Светлый фон

– Ладноу, нянь-ннюшка.

Вид у него был удрученный. У этих людей такая скучная жизнь. Из самого простого так и норовят сделать самое сложное.

– И никаких превращений обратно в кота, пока мы не скажем.

– Ладноу, нянь-ннюшка.

– А как мы его назовем? – задумалась матушка. – Не может же он так и оставаться Грибо. Кстати, всегда считала, что это и для кота чертовски глупое имя.

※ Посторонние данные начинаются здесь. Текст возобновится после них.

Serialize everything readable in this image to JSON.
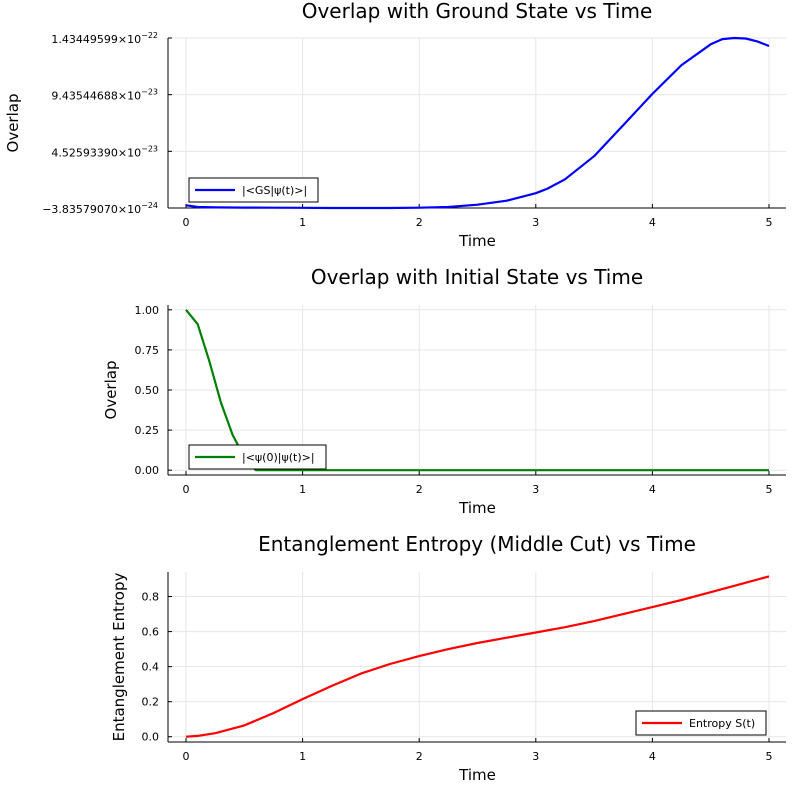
{
  "chart_data": [
    {
      "type": "line",
      "title": "Overlap with Ground State vs Time",
      "xlabel": "Time",
      "ylabel": "Overlap",
      "xlim": [
        0,
        5
      ],
      "ylim": [
        -3.8357907e-24,
        1.43449599e-22
      ],
      "x_ticks": [
        0,
        1,
        2,
        3,
        4,
        5
      ],
      "y_ticks": [
        {
          "value": -3.8357907e-24,
          "mantissa": "−3.83579070×10",
          "exp": "−24"
        },
        {
          "value": 4.5259339e-23,
          "mantissa": "4.52593390×10",
          "exp": "−23"
        },
        {
          "value": 9.43544688e-23,
          "mantissa": "9.43544688×10",
          "exp": "−23"
        },
        {
          "value": 1.43449599e-22,
          "mantissa": "1.43449599×10",
          "exp": "−22"
        }
      ],
      "legend_position": "bottom-left",
      "grid": true,
      "series": [
        {
          "name": "|<GS|ψ(t)>|",
          "color": "#0000ff",
          "x": [
            0,
            0.1,
            0.25,
            0.5,
            0.75,
            1,
            1.25,
            1.5,
            1.75,
            2,
            2.25,
            2.5,
            2.75,
            3,
            3.1,
            3.25,
            3.5,
            3.75,
            4,
            4.25,
            4.5,
            4.6,
            4.7,
            4.8,
            4.9,
            5
          ],
          "y": [
            -1.5e-24,
            -3e-24,
            -3.3e-24,
            -3.5e-24,
            -3.6e-24,
            -3.7e-24,
            -3.8e-24,
            -3.83e-24,
            -3.8e-24,
            -3.6e-24,
            -3e-24,
            -1e-24,
            2.5e-24,
            9e-24,
            1.3e-23,
            2.1e-23,
            4.1e-23,
            6.8e-23,
            9.5e-23,
            1.2e-22,
            1.38e-22,
            1.425e-22,
            1.4345e-22,
            1.43e-22,
            1.405e-22,
            1.365e-22
          ]
        }
      ]
    },
    {
      "type": "line",
      "title": "Overlap with Initial State vs Time",
      "xlabel": "Time",
      "ylabel": "Overlap",
      "xlim": [
        0,
        5
      ],
      "ylim": [
        -0.03,
        1.03
      ],
      "x_ticks": [
        0,
        1,
        2,
        3,
        4,
        5
      ],
      "y_ticks": [
        {
          "value": 0,
          "label": "0.00"
        },
        {
          "value": 0.25,
          "label": "0.25"
        },
        {
          "value": 0.5,
          "label": "0.50"
        },
        {
          "value": 0.75,
          "label": "0.75"
        },
        {
          "value": 1.0,
          "label": "1.00"
        }
      ],
      "legend_position": "bottom-left",
      "grid": true,
      "series": [
        {
          "name": "|<ψ(0)|ψ(t)>|",
          "color": "#008000",
          "x": [
            0,
            0.1,
            0.2,
            0.3,
            0.4,
            0.45,
            0.5,
            0.6,
            1,
            2,
            3,
            4,
            5
          ],
          "y": [
            1.0,
            0.91,
            0.68,
            0.42,
            0.22,
            0.15,
            0.06,
            0.0,
            0.0,
            0.0,
            0.0,
            0.0,
            0.0
          ]
        }
      ]
    },
    {
      "type": "line",
      "title": "Entanglement Entropy (Middle Cut) vs Time",
      "xlabel": "Time",
      "ylabel": "Entanglement Entropy",
      "xlim": [
        0,
        5
      ],
      "ylim": [
        -0.03,
        0.94
      ],
      "x_ticks": [
        0,
        1,
        2,
        3,
        4,
        5
      ],
      "y_ticks": [
        {
          "value": 0,
          "label": "0.0"
        },
        {
          "value": 0.2,
          "label": "0.2"
        },
        {
          "value": 0.4,
          "label": "0.4"
        },
        {
          "value": 0.6,
          "label": "0.6"
        },
        {
          "value": 0.8,
          "label": "0.8"
        }
      ],
      "legend_position": "bottom-right",
      "grid": true,
      "series": [
        {
          "name": "Entropy S(t)",
          "color": "#ff0000",
          "x": [
            0,
            0.1,
            0.25,
            0.5,
            0.75,
            1,
            1.25,
            1.5,
            1.75,
            2,
            2.25,
            2.5,
            2.75,
            3,
            3.25,
            3.5,
            3.75,
            4,
            4.25,
            4.5,
            4.75,
            5
          ],
          "y": [
            0.0,
            0.005,
            0.02,
            0.065,
            0.135,
            0.215,
            0.29,
            0.36,
            0.415,
            0.46,
            0.5,
            0.535,
            0.565,
            0.595,
            0.625,
            0.66,
            0.7,
            0.74,
            0.78,
            0.825,
            0.87,
            0.915
          ]
        }
      ]
    }
  ]
}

– Ну, вид у него вполне аристократический… – начала нянюшка.

– Вид у него как у красивого безмозглого быка, – поправила матушка.

– Аристократический, – повторила нянюшка.

– Это одно и тоже.

– Но нельзя же называть его Грибо.

– Что-нибудь придумаем.

 

Зальцелла безутешно опирался о мраморные перила лестницы в главном фойе и мрачно таращился в бокал.

Он всегда считал, что самое слабое место оперы как делового предприятия – это публика. Она тут совершенно не к месту. Хуже тех, кто не имеет о музыке вообще никакого понятия и в чьем представлении замечание типа: «Мне понравилось то место в самом конце, где у него голос так чувственно задрожал» – является признаком глубокого проникновения в суть музыкального произведения, – так вот, хуже их только те, кто воображает, будто в музыке разбирается…

– Что будете пить господин Зальцелла! Здесь знаете ли много всего!

Мимо шустро пронесся Уолтер Плюм. Выряженный в смокинг, он выглядел точь-в-точь как первоклассное пугало.

– Плюм, говори просто: «Желаете выпить, господин?» – поправил его главный режиссер. – И пожалуйста, сними этот нелепый берет.

– Его мне мама сшила!

– Нисколько не сомневаюсь, и все же… К нему бочком подкрался Бадья.

– Я ведь предупреждал, что сеньора Базилику ни в коем случае нельзя подпускать к блюду с канапе! – прошипел он.